Sri Lanka also made a binding Declaration under the Protocol reiterating that, under its laws: there is no compulsory, forced or coerced recruitment into the national armed forces; recruitment is solely on a voluntary basis; and the minimum age for voluntary recruitment into national armed forces is 18 years.

Mr. President, abominable crimes are being committed against young Tamil children in Sri Lanka by the rebel group known as the Tamil Tigers. They have been, and still are, forcibly conscripting even 10 year old children, boys and girls, for battle against the Sri Lankan Army. Some of these children have been programmed into suicide bombers.

In 1998 at the invitation of my Government the Secretary General's Special Representative for Children and Armed Conflict, Mr. Olara Otunnu, visited Sri Lanka, and obtained from the Tamil Tiger leaders the assurance that they would not recruit any young person under the age of 17 and would not send into battle any person below 18. A few months ago he stated that there are continuous reports of the recruitment and use of children by the Tamil Tigers. In a poignant answer to a question the Special Representative said:

Children who become soldiers lose their innocence. Part of the reason why the fighting groups will tend to reach out to children is because, of course, the adults may become disillusioned, they maybe killed off, they may run away, so they reach the children who are less able to defend themselves. But there's a more cynical reason: that children, because they are innocent, can be moulded into the most unquestioning, ruthless tools of warfare, into suicide.commandos, into committing the worst atrocities. In other situations, it is ideology - come fight for the homeland, come fight for our ethnic group, come fight for a new society - that may appeal to families and to children. So there are many reasons which facilitate the abuse of children in this way.

I thank the Special Representative for having had the courage to speak out on this important issue. To remain silent in the face of such criminality is to encourage and condone it.

A few months ago the UNICEF representative in Sri Lanka told journalists that the situation of children in the areas held by the Tamil Tigers had worsened since the visit of the Special Representative. "Some parents have reported to us that their children have been recruited. It is a serious problem", he said. He added "until the LTTE announce to their own people that they have measures to prevent children below 17 years being recruited, we cannot take their promises seriously". I thank UNICEF for bringing this sad state of affairs to public attention.

A courageous and respected University Teachers Human Rights Group, consisting mostly of Tamil teachers who used to teach at Jaffna University, have recently written that since last May a fresh child recruitment campaign has been launched by the Tamil Tigers. Children as young as 10 years are being forcibly conscripted, age being no consideration as long as the child was able to carry a gun.

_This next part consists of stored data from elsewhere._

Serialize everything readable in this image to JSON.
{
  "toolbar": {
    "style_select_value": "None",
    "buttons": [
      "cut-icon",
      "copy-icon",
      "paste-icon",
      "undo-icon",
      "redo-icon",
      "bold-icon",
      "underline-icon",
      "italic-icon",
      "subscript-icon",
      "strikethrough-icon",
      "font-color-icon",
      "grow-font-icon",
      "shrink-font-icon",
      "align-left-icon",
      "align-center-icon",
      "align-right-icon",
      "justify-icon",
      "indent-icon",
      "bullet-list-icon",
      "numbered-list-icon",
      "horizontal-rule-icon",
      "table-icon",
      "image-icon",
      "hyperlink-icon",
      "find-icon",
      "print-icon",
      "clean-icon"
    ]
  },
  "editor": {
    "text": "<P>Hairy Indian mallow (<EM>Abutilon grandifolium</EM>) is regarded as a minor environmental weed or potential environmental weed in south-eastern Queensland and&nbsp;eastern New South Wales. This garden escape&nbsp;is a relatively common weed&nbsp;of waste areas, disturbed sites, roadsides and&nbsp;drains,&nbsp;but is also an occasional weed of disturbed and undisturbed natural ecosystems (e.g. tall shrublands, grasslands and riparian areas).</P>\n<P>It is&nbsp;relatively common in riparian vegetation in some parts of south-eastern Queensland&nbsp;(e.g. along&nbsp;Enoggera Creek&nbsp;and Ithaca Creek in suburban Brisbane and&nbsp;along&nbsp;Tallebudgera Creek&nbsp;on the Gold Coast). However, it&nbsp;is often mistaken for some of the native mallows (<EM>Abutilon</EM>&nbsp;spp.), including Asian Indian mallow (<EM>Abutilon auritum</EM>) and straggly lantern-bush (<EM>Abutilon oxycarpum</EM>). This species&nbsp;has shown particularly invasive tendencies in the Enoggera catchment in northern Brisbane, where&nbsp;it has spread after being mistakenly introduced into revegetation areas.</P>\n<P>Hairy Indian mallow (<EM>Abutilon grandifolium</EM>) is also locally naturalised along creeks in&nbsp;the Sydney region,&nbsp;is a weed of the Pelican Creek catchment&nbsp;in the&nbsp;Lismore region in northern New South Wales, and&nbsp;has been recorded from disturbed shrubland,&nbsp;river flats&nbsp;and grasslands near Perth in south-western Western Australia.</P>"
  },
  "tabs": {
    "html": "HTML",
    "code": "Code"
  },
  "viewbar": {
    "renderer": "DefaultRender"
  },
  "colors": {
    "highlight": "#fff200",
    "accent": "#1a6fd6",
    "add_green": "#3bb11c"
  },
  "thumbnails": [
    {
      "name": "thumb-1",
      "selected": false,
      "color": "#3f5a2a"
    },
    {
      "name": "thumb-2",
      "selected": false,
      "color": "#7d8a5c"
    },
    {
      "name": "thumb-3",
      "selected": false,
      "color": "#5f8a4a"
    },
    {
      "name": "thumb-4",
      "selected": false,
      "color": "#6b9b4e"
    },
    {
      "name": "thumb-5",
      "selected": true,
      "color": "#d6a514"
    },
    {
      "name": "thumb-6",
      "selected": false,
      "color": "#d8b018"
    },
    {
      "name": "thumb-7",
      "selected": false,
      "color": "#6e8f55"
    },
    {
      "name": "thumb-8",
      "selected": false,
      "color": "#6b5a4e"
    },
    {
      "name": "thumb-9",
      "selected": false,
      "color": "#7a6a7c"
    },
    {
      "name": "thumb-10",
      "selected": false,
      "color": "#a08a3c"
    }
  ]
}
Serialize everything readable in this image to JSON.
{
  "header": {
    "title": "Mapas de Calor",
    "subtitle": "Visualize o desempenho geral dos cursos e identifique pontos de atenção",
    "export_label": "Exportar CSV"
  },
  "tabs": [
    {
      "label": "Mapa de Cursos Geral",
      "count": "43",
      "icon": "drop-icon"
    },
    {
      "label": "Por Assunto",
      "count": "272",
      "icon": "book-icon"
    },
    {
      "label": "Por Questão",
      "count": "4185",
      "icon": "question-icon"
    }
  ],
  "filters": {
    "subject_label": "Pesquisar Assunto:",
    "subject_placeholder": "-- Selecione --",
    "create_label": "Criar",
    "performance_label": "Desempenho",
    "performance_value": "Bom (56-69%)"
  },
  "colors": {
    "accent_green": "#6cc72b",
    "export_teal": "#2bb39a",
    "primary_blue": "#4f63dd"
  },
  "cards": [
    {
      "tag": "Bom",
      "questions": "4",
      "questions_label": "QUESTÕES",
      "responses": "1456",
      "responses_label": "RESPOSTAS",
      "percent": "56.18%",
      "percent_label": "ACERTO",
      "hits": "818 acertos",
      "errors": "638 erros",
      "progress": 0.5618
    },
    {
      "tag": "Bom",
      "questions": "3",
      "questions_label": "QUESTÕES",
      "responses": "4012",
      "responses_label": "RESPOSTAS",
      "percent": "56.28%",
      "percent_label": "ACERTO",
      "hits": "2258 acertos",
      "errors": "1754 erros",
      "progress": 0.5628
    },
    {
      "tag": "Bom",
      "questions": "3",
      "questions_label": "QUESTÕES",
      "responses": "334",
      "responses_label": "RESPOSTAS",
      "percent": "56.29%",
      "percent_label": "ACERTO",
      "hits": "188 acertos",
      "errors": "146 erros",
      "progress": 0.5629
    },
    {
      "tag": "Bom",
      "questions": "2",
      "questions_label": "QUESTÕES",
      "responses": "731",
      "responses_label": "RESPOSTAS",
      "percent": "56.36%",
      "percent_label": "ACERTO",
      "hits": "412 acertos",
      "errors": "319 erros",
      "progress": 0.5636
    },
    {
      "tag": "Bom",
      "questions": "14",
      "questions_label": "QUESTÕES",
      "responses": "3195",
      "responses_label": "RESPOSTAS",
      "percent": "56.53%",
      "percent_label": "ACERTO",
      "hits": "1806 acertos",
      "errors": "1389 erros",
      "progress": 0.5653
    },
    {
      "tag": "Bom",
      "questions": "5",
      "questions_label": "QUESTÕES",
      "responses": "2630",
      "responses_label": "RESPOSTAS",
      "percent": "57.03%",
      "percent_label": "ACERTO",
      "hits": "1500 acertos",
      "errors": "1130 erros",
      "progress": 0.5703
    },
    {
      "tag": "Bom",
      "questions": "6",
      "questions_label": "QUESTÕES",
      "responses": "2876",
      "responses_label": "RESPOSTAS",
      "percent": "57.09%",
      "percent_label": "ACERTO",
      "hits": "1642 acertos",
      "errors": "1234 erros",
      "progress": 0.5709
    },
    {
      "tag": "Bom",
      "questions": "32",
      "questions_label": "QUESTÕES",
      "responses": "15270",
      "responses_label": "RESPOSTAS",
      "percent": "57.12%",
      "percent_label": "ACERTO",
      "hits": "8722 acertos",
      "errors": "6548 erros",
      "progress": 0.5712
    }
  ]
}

Mr. President, today from this podium in Winnipeg I call for international solidarity in implementing that Convention and Protocol, vis-a-vis the offending non-State actor, the Tamil Tigers, who operate on the territory of our State; the rationale for this position being that the Tamil Tigers sustain their criminal activities, their military campaign, their deployment of child soldiers, through funds raised on the territories of other State parties which are obliged to co-operate in terms of the Protocol and the Convention. The scale of these funds is staggering - estimated by reputed sources to be in the region of 3 to 4 million US dollars a month.

We call upon all States to ratify the Protocol without delay. Canada has done so. The aspirations of the Protocol must be transformed into reality.

Mr. President, let Winnipeg be the city that history will recall as the place where the world awoke and acted decisively.